Job Details

Security Lead/ Cyber Security Architect

The Security Lead / Cyber Security Architect is responsible for developing and overseeing the implementation of DataHouse's security architecture and strategy, ensuring the organization's systems, data, and networks are protected against cyber threats.

This position requires the candidate to be based in Hawaii and able to work on-site in Honolulu as needed.

Primary Responsibilities And Duties

• Lead Security Architecture Design: Develop and oversee the design and implementation of the company's security architecture, ensuring it is aligned with organizational goals and industry standards.
• Risk Management: Identify, assess, and mitigate security risks to protect company assets, data, and systems from external and internal threats.
• Security Strategy Development: Develop and implement comprehensive security strategies and roadmaps that include key policies, procedures, and practices to safeguard the company's information technology infrastructure.
• Security Compliance: Ensure that security architecture meets regulatory requirements and compliance standards, such as GDPR, HIPAA, or industry-specific regulations.
• Client Security Services: Lead the expansion and delivery of security services to DataHouse's clients, serving as a trusted advisor to executives in healthcare, public sector, and regulated industries.
• Security Awareness & Training: Promote a culture of security awareness throughout the organization, working with human resources to provide training and guidance to staff on security best practices.
• Governance & Compliance Leadership: Own the development, implementation, and certification of DataHouse's Information Security Management System (ISMS), including maintaining ISO 27001 certification and supporting compliance with HIPAA, NIST, and other regulatory frameworks.
• Collaborate with Leadership: Work closely with senior leadership, including the CTO, and other department heads, to ensure security strategies align with business priorities and technology initiatives.
• Incident Response & Recovery: Lead the development and implementation of incident response protocols, ensuring that the company is prepared to quickly detect, respond to, and recover from security breaches or incidents.
• Continuous Improvement: Continuously evaluate and improve the company's security infrastructure to stay ahead of evolving threats and technological changes.
• Mentorship & Leadership: Lead and mentor security teams, fostering a culture of collaboration, innovation, and ongoing professional development in security best practices.
• Vendor Management: Work with external vendors to evaluate and select security tools, technologies, and services to enhance the company's security posture.
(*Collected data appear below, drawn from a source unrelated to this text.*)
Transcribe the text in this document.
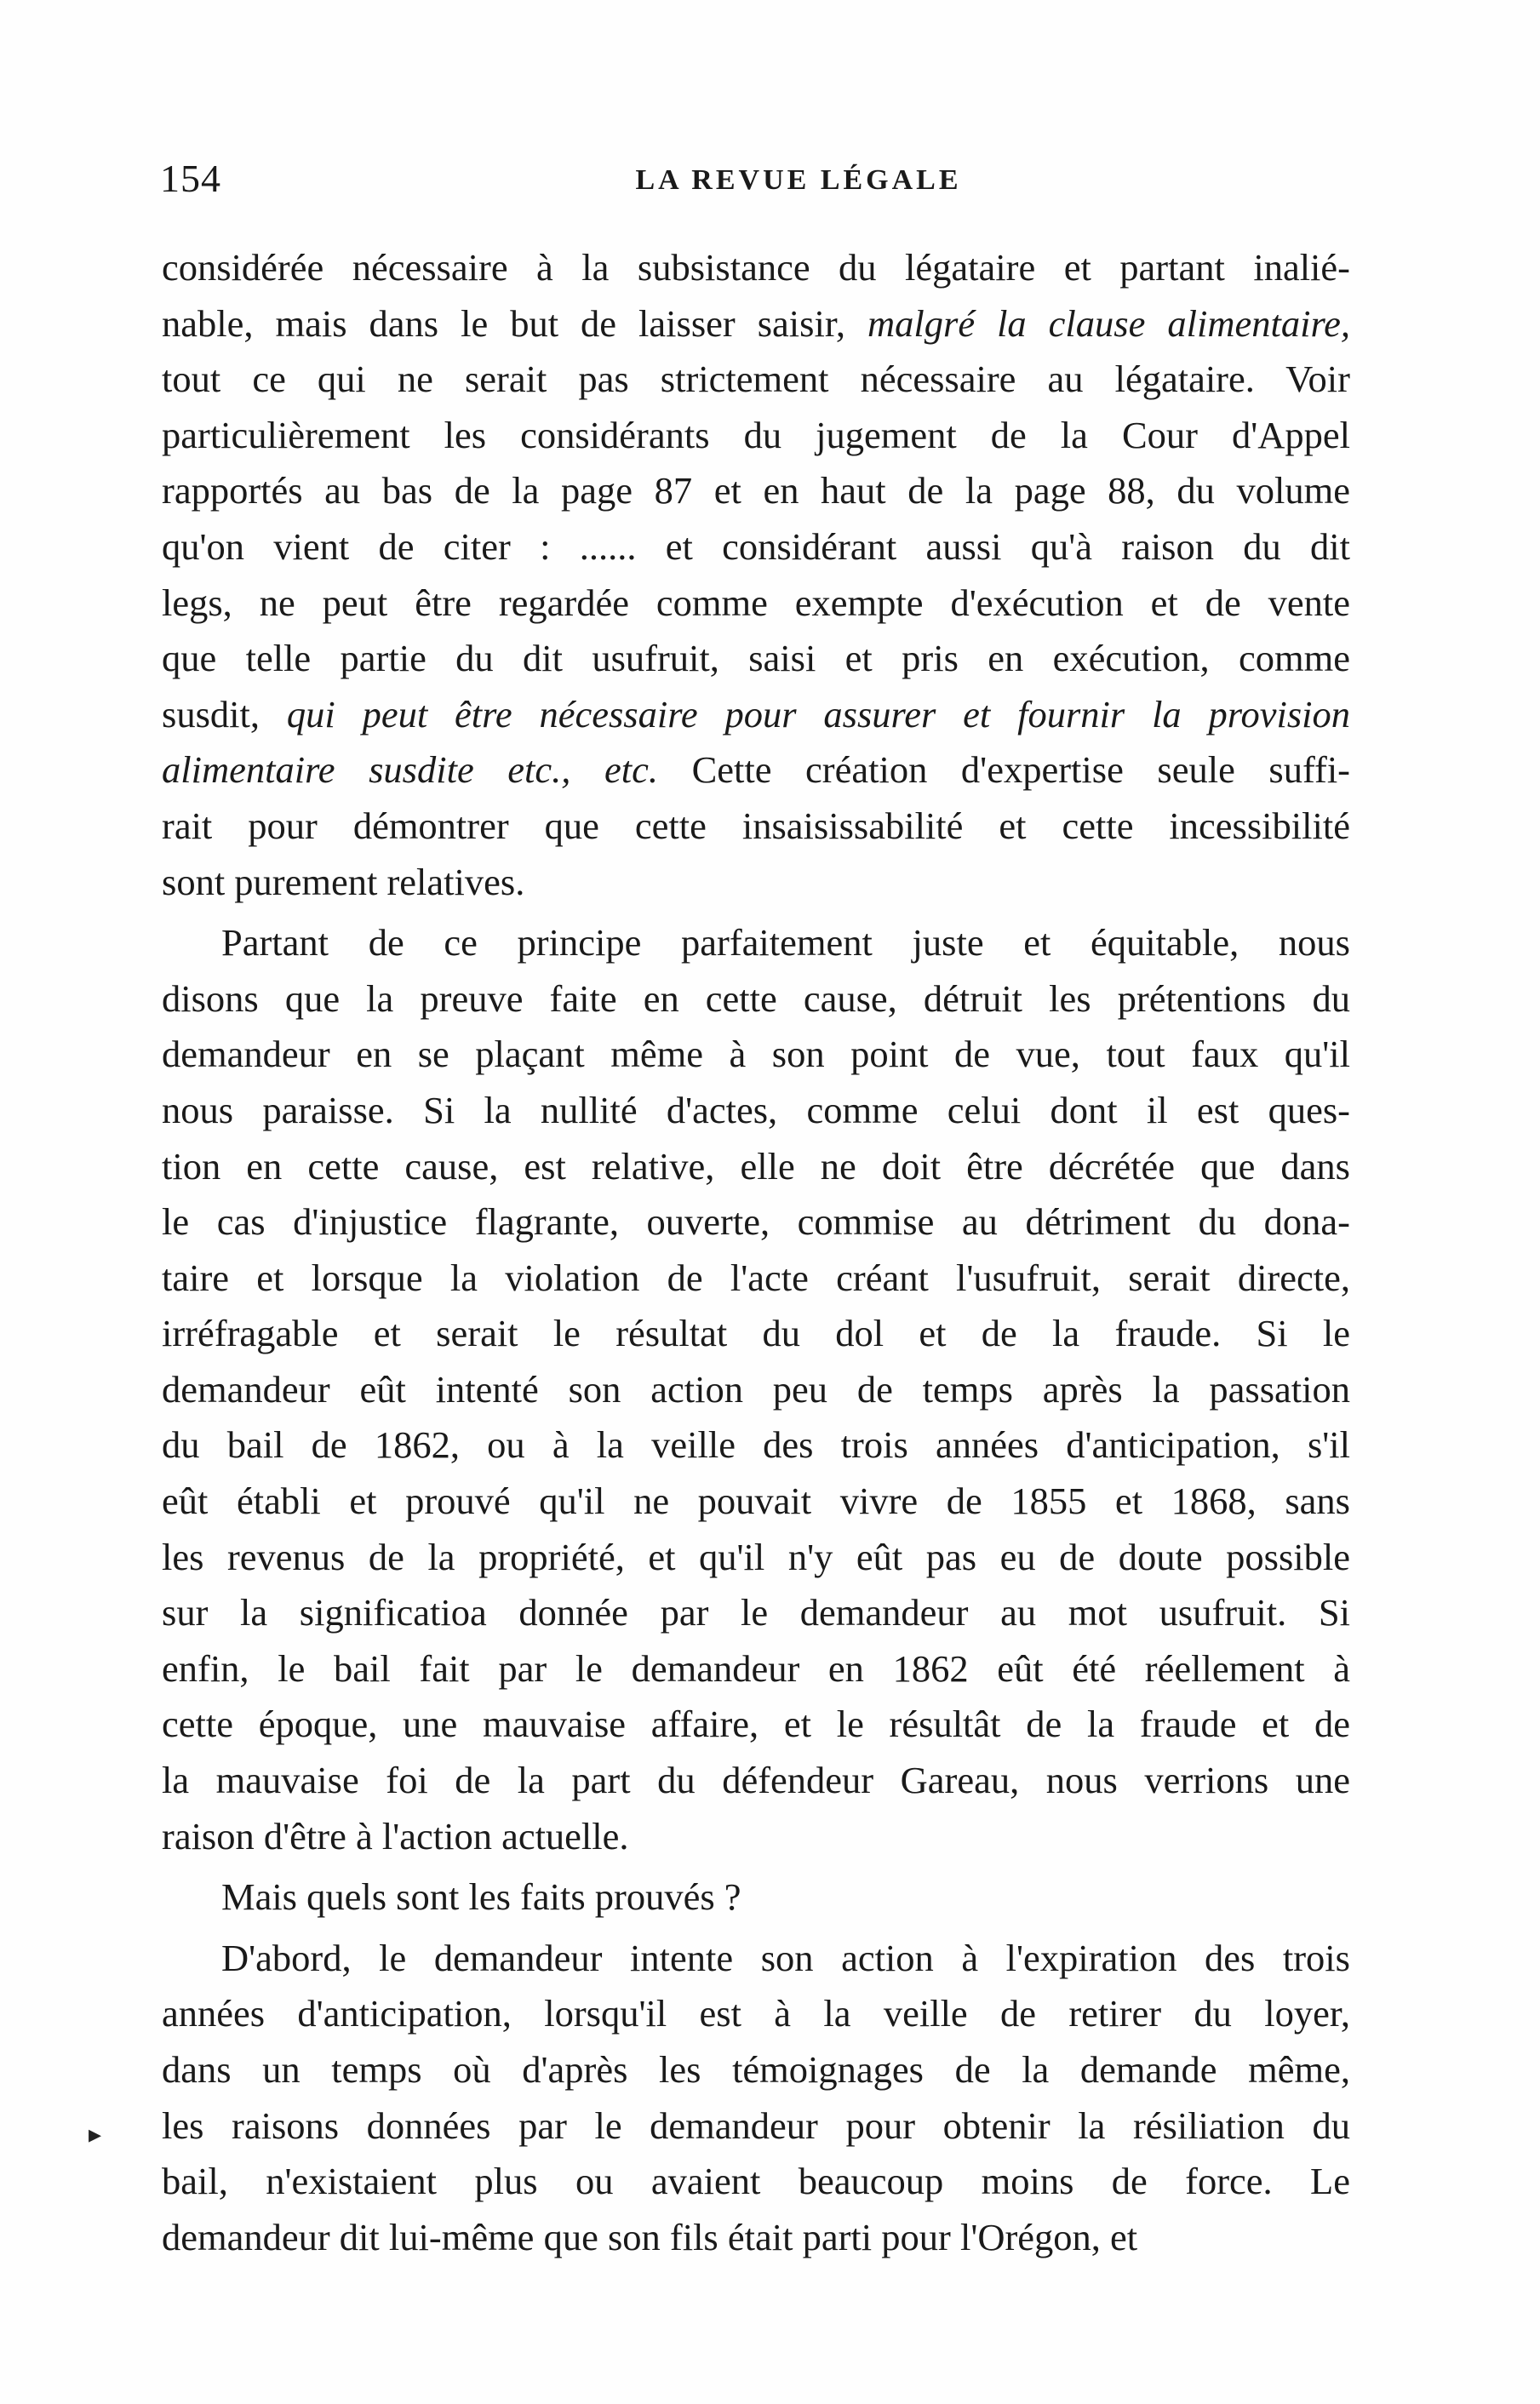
154	LA REVUE LÉGALE
considérée nécessaire à la subsistance du légataire et partant inalié-
nable, mais dans le but de laisser saisir, malgré la clause alimentaire,
tout ce qui ne serait pas strictement nécessaire au légataire. Voir
particulièrement les considérants du jugement de la Cour d'Appel
rapportés au bas de la page 87 et en haut de la page 88, du volume
qu'on vient de citer : ...... et considérant aussi qu'à raison du dit
legs, ne peut être regardée comme exempte d'exécution et de vente
que telle partie du dit usufruit, saisi et pris en exécution, comme
susdit, qui peut être nécessaire pour assurer et fournir la provision
alimentaire susdite etc., etc. Cette création d'expertise seule suffi-
rait pour démontrer que cette insaisissabilité et cette incessibilité
sont purement relatives.
Partant de ce principe parfaitement juste et équitable, nous
disons que la preuve faite en cette cause, détruit les prétentions du
demandeur en se plaçant même à son point de vue, tout faux qu'il
nous paraisse. Si la nullité d'actes, comme celui dont il est ques-
tion en cette cause, est relative, elle ne doit être décrétée que dans
le cas d'injustice flagrante, ouverte, commise au détriment du dona-
taire et lorsque la violation de l'acte créant l'usufruit, serait directe,
irréfragable et serait le résultat du dol et de la fraude. Si le
demandeur eût intenté son action peu de temps après la passation
du bail de 1862, ou à la veille des trois années d'anticipation, s'il
eût établi et prouvé qu'il ne pouvait vivre de 1855 et 1868, sans
les revenus de la propriété, et qu'il n'y eût pas eu de doute possible
sur la significatioa donnée par le demandeur au mot usufruit. Si
enfin, le bail fait par le demandeur en 1862 eût été réellement à
cette époque, une mauvaise affaire, et le résultât de la fraude et de
la mauvaise foi de la part du défendeur Gareau, nous verrions une
raison d'être à l'action actuelle.
Mais quels sont les faits prouvés ?
D'abord, le demandeur intente son action à l'expiration des trois
années d'anticipation, lorsqu'il est à la veille de retirer du loyer,
dans un temps où d'après les témoignages de la demande même,
les raisons données par le demandeur pour obtenir la résiliation du
bail, n'existaient plus ou avaient beaucoup moins de force. Le
demandeur dit lui-même que son fils était parti pour l'Orégon, et
▸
Specific Responsibilities and Duties

• Develop and implement frameworks for the secure design and deployment of cloud services, network infrastructure, and enterprise applications.
• Lead the evaluation and integration of new security technologies and methodologies to enhance the company's security infrastructure.
• Collaborate with the IT department to ensure security controls are integrated into all software development and systems engineering processes.
• Define and enforce standards and best practices for secure software development, network security, data protection, and vulnerability management.
• Design, implement, and continually improve the organization's Information Security Management System (ISMS) to maintain ongoing ISO 27001 certification.
• Advise client leadership teams on IT governance, budget planning, security roadmaps, and risk management programs.
• Ensure security practices address requirements specific to healthcare, government, and other regulated industries.

Qualifications

• Bachelor's degree in Computer Science, Information Security, or a related field.
• 10+ years of experience in information security, with at least 5 years in a senior security architecture role or similar management position.
• Proven experience in designing and implementing security architectures for large, complex systems across multiple platforms (cloud, on-premise, hybrid).
• Expert knowledge of security frameworks, such as NIST, CIS, ISO 27001, comparable ISMS frameworks, and experience with industry compliance standards.
• Strong understanding of network security, encryption technologies, access controls, threat modeling, and risk management.
• Experience with public sector and healthcare IT security requirements preferred.
• Experience with cloud security, including public cloud platforms such as AWS, Azure, or Google Cloud.
• Leadership and team management experience, with the ability to mentor and inspire a security team.
• Excellent problem-solving and analytical skills, with the ability to design secure systems and mitigate risks proactively.
• Proven track record delivering security services to external clients, including executive advisory and program governance.
• Strong ability to communicate risk and security strategy to executives, boards, and non-technical stakeholders.
• Certified Information Systems Security Professional (CISSP) or other relevant certifications (e.g., Certified Cloud Security Professional (CCSP), Certified Information Security Manager (CISM)) is preferred.
• AWS/Azure/GCP security certifications preferred.

DataHouse is an equal opportunities employer and welcomes applications from diverse candidates.